Date:         Wed, 18 Aug 2010 19:07:19 -0400
From:         Nat Wooding
Subject:      Re: OCR (was RE: BASE SAS CERTIFICATION)
From:         Nat Wooding <nathani@VERIZON.NET>
Subject:      Re: OCR (was RE: BASE SAS CERTIFICATION)
My experience with OCR is now a bit old but I can say that success will depend on the quality of the images and whether there is smearing of the lettering during the process. The poorer quality the text, the poorer the result.

One thing that you might do in checking for spelling errors would be to use SAS' Proc Spell. Barbara Okerson had presented a couple papers on obsolete SAS procs and Spell is included. She shows how to create your own word lists in case there are valid spellings that are not found in the SAS list. One of her sets of slides can be found at

Nat Wooding

From: Kevin Viel
Sent: Wednesday, August 18, 2010 5:10 PM
Subject: OCR (was RE: BASE SAS CERTIFICATION)

From: Michael Raithel
Sent: Wednesday, August 18, 2010 1:09 PM
Subject: Re: BASE SAS CERTIFICATION

> hi ... if one wants to go back a bit further to "genesis" for
> a discussion of what happens during a data step ...
>
> "The SAS Supervisor"
> Don Henderson & Merry Rabb
>
>
>
> (PDF created by scanning my copy of the NESUG '88 proceedings,
> so it's just an image and cannot be searched for text)

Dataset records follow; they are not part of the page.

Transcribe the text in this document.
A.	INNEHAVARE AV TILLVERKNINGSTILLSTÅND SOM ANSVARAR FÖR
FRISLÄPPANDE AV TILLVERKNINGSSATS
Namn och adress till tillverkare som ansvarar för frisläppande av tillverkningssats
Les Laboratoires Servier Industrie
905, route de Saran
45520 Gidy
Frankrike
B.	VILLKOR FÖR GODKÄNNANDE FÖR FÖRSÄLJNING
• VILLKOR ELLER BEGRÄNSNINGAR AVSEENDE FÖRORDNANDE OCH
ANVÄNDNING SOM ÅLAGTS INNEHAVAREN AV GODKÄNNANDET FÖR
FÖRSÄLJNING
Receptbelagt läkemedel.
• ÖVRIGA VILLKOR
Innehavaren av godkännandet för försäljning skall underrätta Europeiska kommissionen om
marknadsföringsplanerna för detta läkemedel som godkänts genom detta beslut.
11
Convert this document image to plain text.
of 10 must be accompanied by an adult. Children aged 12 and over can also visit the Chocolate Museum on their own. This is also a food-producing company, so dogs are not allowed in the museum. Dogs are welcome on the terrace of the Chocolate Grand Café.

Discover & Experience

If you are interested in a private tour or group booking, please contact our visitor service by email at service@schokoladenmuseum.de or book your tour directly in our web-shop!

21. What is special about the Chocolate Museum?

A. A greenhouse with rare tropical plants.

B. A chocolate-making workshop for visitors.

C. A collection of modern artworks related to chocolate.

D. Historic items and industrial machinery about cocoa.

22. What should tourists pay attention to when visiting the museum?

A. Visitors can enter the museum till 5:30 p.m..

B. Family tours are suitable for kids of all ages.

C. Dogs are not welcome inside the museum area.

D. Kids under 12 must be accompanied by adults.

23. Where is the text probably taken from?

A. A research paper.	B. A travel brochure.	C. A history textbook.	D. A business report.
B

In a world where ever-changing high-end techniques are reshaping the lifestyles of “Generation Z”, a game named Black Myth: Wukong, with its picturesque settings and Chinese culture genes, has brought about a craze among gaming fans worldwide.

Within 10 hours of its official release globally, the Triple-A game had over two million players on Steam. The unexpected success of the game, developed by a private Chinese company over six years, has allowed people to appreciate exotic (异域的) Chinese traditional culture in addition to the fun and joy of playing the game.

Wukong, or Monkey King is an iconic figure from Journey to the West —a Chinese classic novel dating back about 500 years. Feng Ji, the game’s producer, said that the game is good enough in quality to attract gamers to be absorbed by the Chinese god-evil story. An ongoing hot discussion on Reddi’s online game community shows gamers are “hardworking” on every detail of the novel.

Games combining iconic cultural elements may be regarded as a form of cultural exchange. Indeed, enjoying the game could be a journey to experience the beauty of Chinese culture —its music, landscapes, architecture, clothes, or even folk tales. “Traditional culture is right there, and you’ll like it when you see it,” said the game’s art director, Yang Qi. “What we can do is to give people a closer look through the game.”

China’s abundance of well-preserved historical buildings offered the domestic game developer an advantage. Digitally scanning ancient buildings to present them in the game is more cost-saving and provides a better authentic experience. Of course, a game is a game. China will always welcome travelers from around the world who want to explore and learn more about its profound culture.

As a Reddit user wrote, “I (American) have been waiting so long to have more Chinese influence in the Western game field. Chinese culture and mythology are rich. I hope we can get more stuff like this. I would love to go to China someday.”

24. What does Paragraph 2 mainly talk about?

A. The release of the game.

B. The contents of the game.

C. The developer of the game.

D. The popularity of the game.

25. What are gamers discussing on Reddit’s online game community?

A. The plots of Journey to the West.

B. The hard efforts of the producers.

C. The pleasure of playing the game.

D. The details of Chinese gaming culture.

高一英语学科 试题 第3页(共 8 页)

One can use an OCR program to enable this. I used Adobe, but one can find freeware. I would love to hear comments about experience with this using SAS to parse text. Our "eHR" consists of PDF-style documents. We have M4's and nurses, among other highly skilled staff, parsing this manually after searching for the respective file case-by-case :(

I think I am going to have a student or two tackle this, but the question is HOW to get an electronic copy the preserves the form of the original, especially when the document is only rendered and not *stored* as a PDF-like file.

IS said they might be able to provide me with the print spool resulting from their query.

Any comments are welcome. Wine is also warmly welcome.